Providence Health Care Society and five patients launched an action today in Vancouver challenging the federal government's Regulations Amending Certain Regulations Relating to Access to Restricted Drugs (the "Regulations")

The patients all have opioid dependencies for which they are treatment refractory.  They were all participants in the Study to Access Longer-Term Opioid Medication Effectiveness ("SALOME").  Their physicians made Special Access Program ("SAP") requests for diacetylmorphine, commonly known as heroin.

Health Canada operates the SAP under the Food and Drug Regulations.  The program allows medical practitioners to access drugs not otherwise available on a compassionate or emergency basis where the patients have serious or life threatening conditions and conventional therapies have failed or are not available.

On October 2, 2013, the federal government passed the Regulations.  The effect of the legislative changes was to prohibit the approval of SAPs for heroin.  Since October 4, 2013, all SAP requests for heroin have been denied.

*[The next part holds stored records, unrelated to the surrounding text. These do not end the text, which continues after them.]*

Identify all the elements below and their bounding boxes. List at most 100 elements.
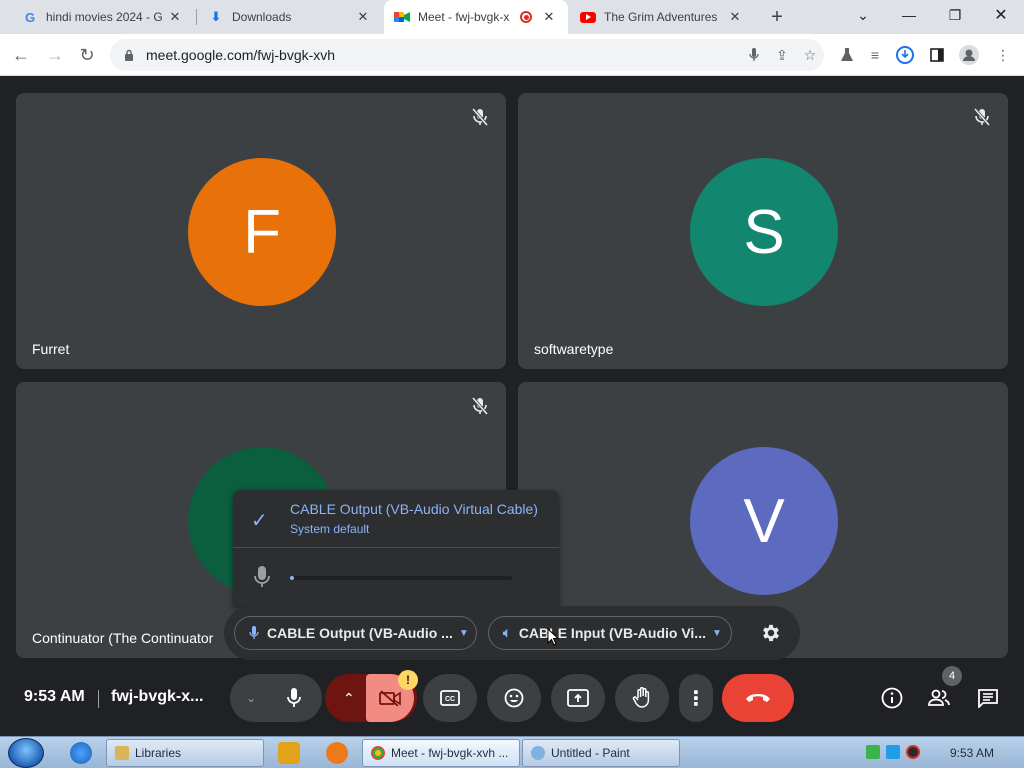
more-options-button[interactable]: ⋮	[679, 674, 713, 722]
start-button[interactable]	[8, 738, 44, 768]
mic-level-fill	[290, 576, 295, 580]
bookmark-star-icon[interactable]: ☆	[796, 41, 824, 69]
address-bar[interactable]: meet.google.com/fwj-bvgk-xvh ⇪ ☆	[110, 39, 824, 71]
download-status-icon[interactable]	[892, 42, 918, 68]
check-icon: ✓	[251, 510, 268, 532]
audio-device-menu: ✓ CABLE Output (VB-Audio Virtual Cable) …	[233, 490, 559, 606]
tab-separator	[196, 9, 197, 25]
tab-meet[interactable]: Meet - fwj-bvgk-x ✕	[384, 0, 568, 34]
captions-button[interactable]: CC	[423, 674, 477, 722]
taskbar-item-label: Untitled - Paint	[551, 746, 630, 760]
taskbar-item-meet[interactable]: Meet - fwj-bvgk-xvh ...	[362, 739, 520, 767]
close-icon[interactable]: ✕	[354, 8, 372, 26]
leave-call-button[interactable]	[722, 674, 794, 722]
microphone-label: CABLE Output (VB-Audio ...	[267, 625, 453, 641]
caret-down-icon: ▼	[711, 627, 722, 639]
system-clock[interactable]: 9:53 AM	[950, 746, 994, 760]
tab-title: Downloads	[232, 10, 292, 24]
mic-muted-icon	[471, 108, 489, 126]
close-window-icon[interactable]: ✕	[978, 0, 1024, 30]
option-label: CABLE Output (VB-Audio Virtual Cable)	[290, 501, 538, 517]
participant-name: Continuator (The Continuator	[32, 630, 214, 646]
avatar: F	[188, 158, 336, 306]
microphone-toggle-button[interactable]	[270, 674, 318, 722]
tab-youtube[interactable]: The Grim Adventures ✕	[570, 0, 754, 34]
microphone-icon[interactable]	[740, 41, 768, 69]
people-button[interactable]	[927, 686, 951, 710]
labs-flask-icon[interactable]	[834, 42, 860, 68]
new-tab-button[interactable]: +	[764, 4, 790, 30]
emoji-icon	[504, 688, 524, 708]
download-icon: ⬇	[210, 9, 222, 24]
share-icon[interactable]: ⇪	[768, 41, 796, 69]
tab-search-icon[interactable]: ⌄	[840, 0, 886, 30]
chevron-up-icon: ⌃	[343, 689, 355, 706]
gear-icon[interactable]	[760, 622, 782, 644]
closed-captions-icon: CC	[440, 690, 460, 706]
media-queue-icon[interactable]: ≡	[862, 42, 888, 68]
firefox-icon[interactable]	[326, 742, 348, 764]
camera-warning-badge[interactable]: !	[398, 670, 418, 690]
internet-explorer-icon[interactable]	[70, 742, 92, 764]
recorder-icon[interactable]	[906, 745, 920, 759]
raise-hand-button[interactable]	[615, 674, 669, 722]
mouse-cursor-icon	[547, 628, 559, 646]
media-player-icon[interactable]	[278, 742, 300, 764]
chevron-down-icon: ⌄	[246, 691, 257, 705]
meet-icon	[394, 9, 410, 25]
mic-level-meter	[290, 576, 512, 580]
browser-menu-icon[interactable]: ⋮	[990, 42, 1016, 68]
display-icon[interactable]	[886, 745, 900, 759]
lock-icon[interactable]	[124, 49, 136, 61]
microphone-select[interactable]: CABLE Output (VB-Audio ... ▼	[234, 616, 477, 650]
meet-bottom-bar: 9:53 AM fwj-bvgk-x... ⌄ ⌃ CC ⋮	[0, 660, 1024, 736]
system-tray	[866, 745, 920, 759]
tab-title: Meet - fwj-bvgk-x	[418, 10, 510, 24]
participant-tile[interactable]: S softwaretype	[518, 93, 1008, 369]
chat-button[interactable]	[976, 686, 1000, 710]
browser-toolbar: ← → ↻ meet.google.com/fwj-bvgk-xvh ⇪ ☆ ≡…	[0, 34, 1024, 76]
close-icon[interactable]: ✕	[726, 8, 744, 26]
url-text[interactable]: meet.google.com/fwj-bvgk-xvh	[146, 47, 740, 63]
caret-down-icon: ▼	[458, 627, 469, 639]
mic-muted-icon	[471, 397, 489, 415]
close-icon[interactable]: ✕	[540, 8, 558, 26]
present-icon	[567, 689, 589, 707]
minimize-icon[interactable]: —	[886, 0, 932, 30]
info-icon	[881, 687, 903, 709]
option-sublabel: System default	[290, 522, 370, 536]
divider	[98, 690, 99, 708]
hand-icon	[632, 687, 650, 708]
meeting-details-button[interactable]	[880, 686, 904, 710]
google-icon: G	[24, 9, 36, 25]
tab-google-search[interactable]: G hindi movies 2024 - G ✕	[12, 0, 194, 34]
svg-text:CC: CC	[445, 696, 455, 703]
taskbar-item-paint[interactable]: Untitled - Paint	[522, 739, 680, 767]
avatar: S	[690, 158, 838, 306]
meeting-code[interactable]: fwj-bvgk-x...	[111, 688, 203, 706]
mic-muted-icon	[973, 108, 991, 126]
reload-icon[interactable]: ↻	[74, 42, 100, 68]
reactions-button[interactable]	[487, 674, 541, 722]
restore-icon[interactable]: ❐	[932, 0, 978, 30]
more-vert-icon: ⋮	[686, 687, 706, 710]
taskbar-item-label: Libraries	[135, 746, 182, 760]
camera-off-icon	[379, 690, 401, 706]
tab-downloads[interactable]: ⬇ Downloads ✕	[198, 0, 382, 34]
participant-tile[interactable]: F Furret	[16, 93, 506, 369]
taskbar-item-libraries[interactable]: Libraries	[106, 739, 264, 767]
side-panel-icon[interactable]	[924, 42, 950, 68]
hang-up-icon	[746, 694, 770, 702]
forward-icon[interactable]: →	[42, 42, 68, 68]
network-icon[interactable]	[866, 745, 880, 759]
present-screen-button[interactable]	[551, 674, 605, 722]
recording-icon	[520, 11, 532, 23]
back-icon[interactable]: ←	[8, 42, 34, 68]
mic-option-selected[interactable]: ✓ CABLE Output (VB-Audio Virtual Cable) …	[233, 490, 559, 548]
speaker-select[interactable]: 🔈︎ CABLE Input (VB-Audio Vi... ▼	[488, 616, 732, 650]
folder-icon	[115, 746, 129, 760]
chat-icon	[978, 689, 998, 708]
profile-avatar-icon[interactable]	[956, 42, 982, 68]
close-icon[interactable]: ✕	[166, 8, 184, 26]
taskbar-item-label: Meet - fwj-bvgk-xvh ...	[391, 746, 509, 760]
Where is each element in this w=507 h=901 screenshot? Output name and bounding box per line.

The Plaintiffs argue the Regulations violate the division of powers in section 91 and 92 of the Constitution Act as the management of patients with severe opioid addictions relates to health care and is therefore within the exclusive jurisdiction of the province.  In addition, the Plaintiffs argue the Regulations violate section 7 and 15 of the Charter.

No doubt this case will build on the Insite decision and is one to monitor closely.